Они так и заснули, обессиленные, не разжимая объятий. Они даже дышали одинаково, одновременно вдыхая и выдыхая, словно и дыхательная система у них была общей.

…Сергей вздрогнул от острого чувства беспокойства. Он опоздал!

Куда? Куда ему спешить, куда уходить от этого безмятежно сопящего рядом маленького чуда?

Но расслабленная нега тут же улетучилась, словно внутри у него распрямилась стальная пружина.

Он глянул на часы и вскочил.

Времени впритык. Он успеет только ополоснуть лицо и одеться. Через час его жизнь сделает новый зигзаг. Куда он его выведет?

Он взялся за ручку двери, но не выдержал, вернулся в спальню. Замер на пороге, глядя на Лину.

Она спала, разметав по подушке белокурые волосы. А по лицу бродила спокойная, счастливая улыбка. Вот Лина повернулась на бок, свернулась калачиком, вздохнула во сне и обхватила рукой одеяло, словно обнимая кого-то невидимого. Одеяло сползло вниз, обнажив маленькую круглую грудь с розовым девичьим соском.

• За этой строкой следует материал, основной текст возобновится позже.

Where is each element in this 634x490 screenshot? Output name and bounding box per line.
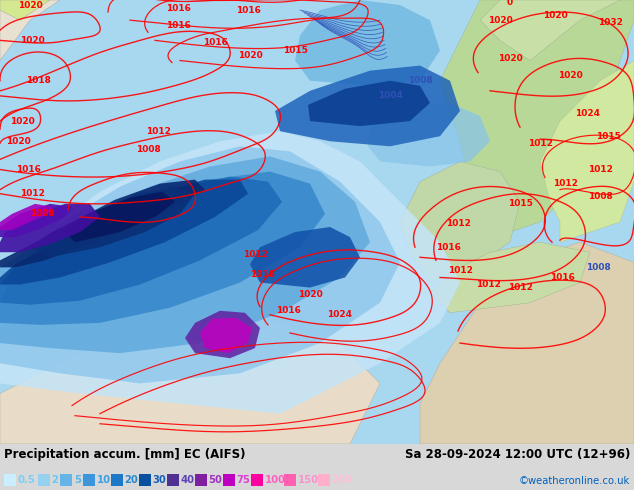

И ему неудержимо захотелось поцеловать его, вдыхая волнующий свежий запах молодого тела. Это его искала рядом с собой ее рука…

Сергей отвернулся и быстро вышел, осторожно, чтобы не хлопнуть, прикрыв за собой входную дверь.

Сухо щелкнул замок.

Надо не думать о том, что было. Не думать о тех, кто остался за этой дверью. Иначе он не выдержит того, что сам для себя избрал.

А Лине снился сон. В нем вновь повторялось все, что было наяву.

Откровенный, бесстыдный, радостно-счастливый сон. В нем она опять принадлежала Сергею. Выгибалась, закинув руки, чтобы ему удобнее было целовать ее живот, ноги, бедра… Под головой мягко шелестела трава. Вверху над ними смыкали свои верхушки сосны. Вот они поднялись над соснами, плавно влетели в слепящую голубизну… Облако скользнуло вниз, принимая на себя их сплетенные тела. Оно было осязаемо пушистым, словно мягкая подушка.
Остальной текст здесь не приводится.